About 1/2 of a mile down the road, I caught up to him (which should also indicate how fast he was pedaling). I could see that he was spinning well, and I was frankly surprised he was able to keep up this sort of speed for such a stretch of road. I have ridden similar bikes and I know there's no human way I would have ever been consistently traveling these speeds. At this point, we were pedaling at around 25mph/40kph.
His wheels continued to squeak and the whole bike was making noise, but I was absolutely fascinated by this entire moment.
As I lagged behind him for a bit, I checked out the rusty wheels, the chain in need of lube, the paint bubbling in many places from the surface of a frame that had likely seen much better days.
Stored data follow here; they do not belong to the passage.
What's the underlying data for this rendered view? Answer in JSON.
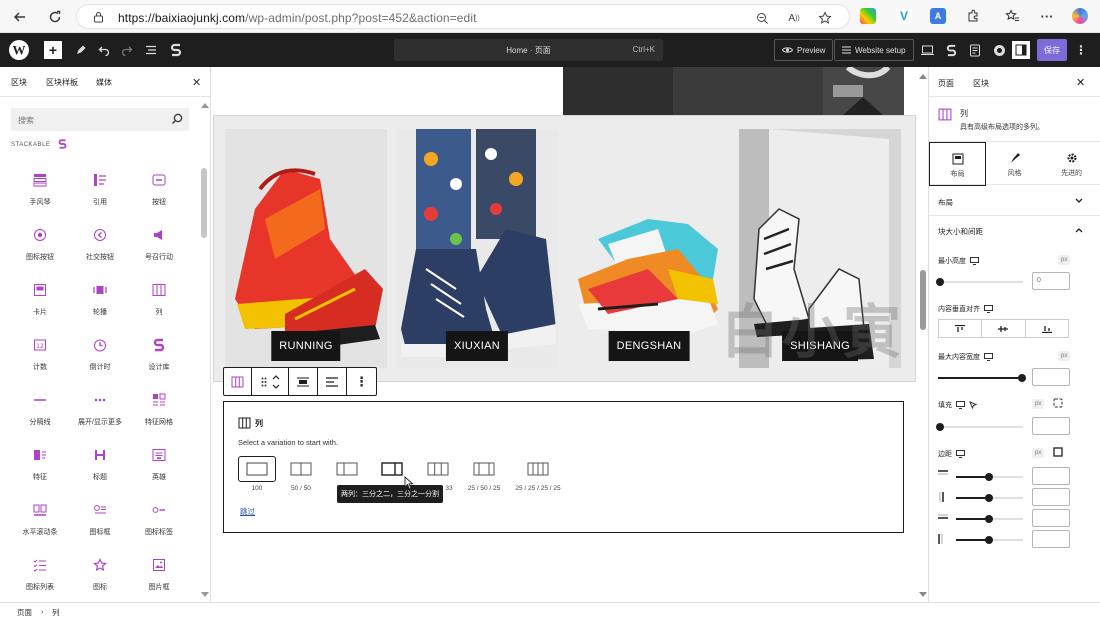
{
  "browser": {
    "url_host": "https://baixiaojunkj.com",
    "url_path": "/wp-admin/post.php?post=452&action=edit"
  },
  "wp_toolbar": {
    "command_center": "Home · 页面",
    "shortcut": "Ctrl+K",
    "preview_label": "Preview",
    "website_setup_label": "Website setup",
    "save_label": "保存"
  },
  "inserter": {
    "tabs": [
      "区块",
      "区块样板",
      "媒体"
    ],
    "search_placeholder": "搜索",
    "section_label": "STACKABLE",
    "blocks": [
      {
        "label": "手风琴",
        "icon": "accordion-icon"
      },
      {
        "label": "引用",
        "icon": "quote-icon"
      },
      {
        "label": "按钮",
        "icon": "button-icon"
      },
      {
        "label": "图标按钮",
        "icon": "icon-button-icon"
      },
      {
        "label": "社交按钮",
        "icon": "social-buttons-icon"
      },
      {
        "label": "号召行动",
        "icon": "call-to-action-icon"
      },
      {
        "label": "卡片",
        "icon": "card-icon"
      },
      {
        "label": "轮播",
        "icon": "carousel-icon"
      },
      {
        "label": "列",
        "icon": "columns-icon"
      },
      {
        "label": "计数",
        "icon": "count-up-icon"
      },
      {
        "label": "倒计时",
        "icon": "countdown-icon"
      },
      {
        "label": "设计库",
        "icon": "design-library-icon"
      },
      {
        "label": "分隔线",
        "icon": "divider-icon"
      },
      {
        "label": "展开/显示更多",
        "icon": "expand-icon"
      },
      {
        "label": "特征网格",
        "icon": "feature-grid-icon"
      },
      {
        "label": "特征",
        "icon": "feature-icon"
      },
      {
        "label": "标题",
        "icon": "heading-icon"
      },
      {
        "label": "英雄",
        "icon": "hero-icon"
      },
      {
        "label": "水平滚动条",
        "icon": "horizontal-scroller-icon"
      },
      {
        "label": "图标框",
        "icon": "icon-box-icon"
      },
      {
        "label": "图标标签",
        "icon": "icon-label-icon"
      },
      {
        "label": "图标列表",
        "icon": "icon-list-icon"
      },
      {
        "label": "图标",
        "icon": "star-icon"
      },
      {
        "label": "图片框",
        "icon": "image-box-icon"
      }
    ]
  },
  "canvas": {
    "photos": [
      {
        "label": "RUNNING"
      },
      {
        "label": "XIUXIAN"
      },
      {
        "label": "DENGSHAN"
      },
      {
        "label": "SHISHANG"
      }
    ],
    "watermark": "白小寅",
    "placeholder": {
      "title": "列",
      "subtitle": "Select a variation to start with.",
      "variations": [
        "100",
        "50 / 50",
        "",
        "",
        "33",
        "25 / 50 / 25",
        "25 / 25 / 25 / 25"
      ],
      "tooltip": "两列：三分之二，三分之一分割",
      "skip_label": "跳过"
    }
  },
  "inspector": {
    "tabs": [
      "页面",
      "区块"
    ],
    "block_name": "列",
    "block_desc": "具有高级布局选项的多列。",
    "style_tabs": [
      "布局",
      "风格",
      "先进的"
    ],
    "sections": {
      "layout": "布局",
      "spacing": "块大小和间距"
    },
    "fields": {
      "min_height": "最小高度",
      "min_height_value": "0",
      "content_valign": "内容垂直对齐",
      "max_width": "最大内容宽度",
      "padding": "填充",
      "margin": "边距",
      "unit": "px"
    }
  },
  "statusbar": {
    "crumb1": "页面",
    "sep": "›",
    "crumb2": "列"
  }
}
There was something about this entire situation that made me smile; it simply made me happy.
When I pedaled by, I knew it would be difficult to have a conversation because of all the motorized traffic beside us, but I felt the need to say something. "You have quite an efficient cadence going on that bike," is what came out of my mouth. I have no idea if he actually heard me or not, but he laughed a bit and smiled.
I continued on my journey, still several miles from home, with a huge, ridiculous smile on my face. I have no idea where the rider was headed or what he was doing that day, but he certainly seemed to be on a mission. And for me, what better bike-riding moment than an opportunity to see a bicycle some might discard being used not just for a quick jaunt to the corner store, but rather being utilized on a highway for longer distance needs.
What sort of cycling treasures have you found on the roadways? Would or do you use a bicycle that others might see as unsuitable or not ideal for the type of riding you do? Feel free to share. As always, happy weekend riding to all (and a long weekend for those in the US!).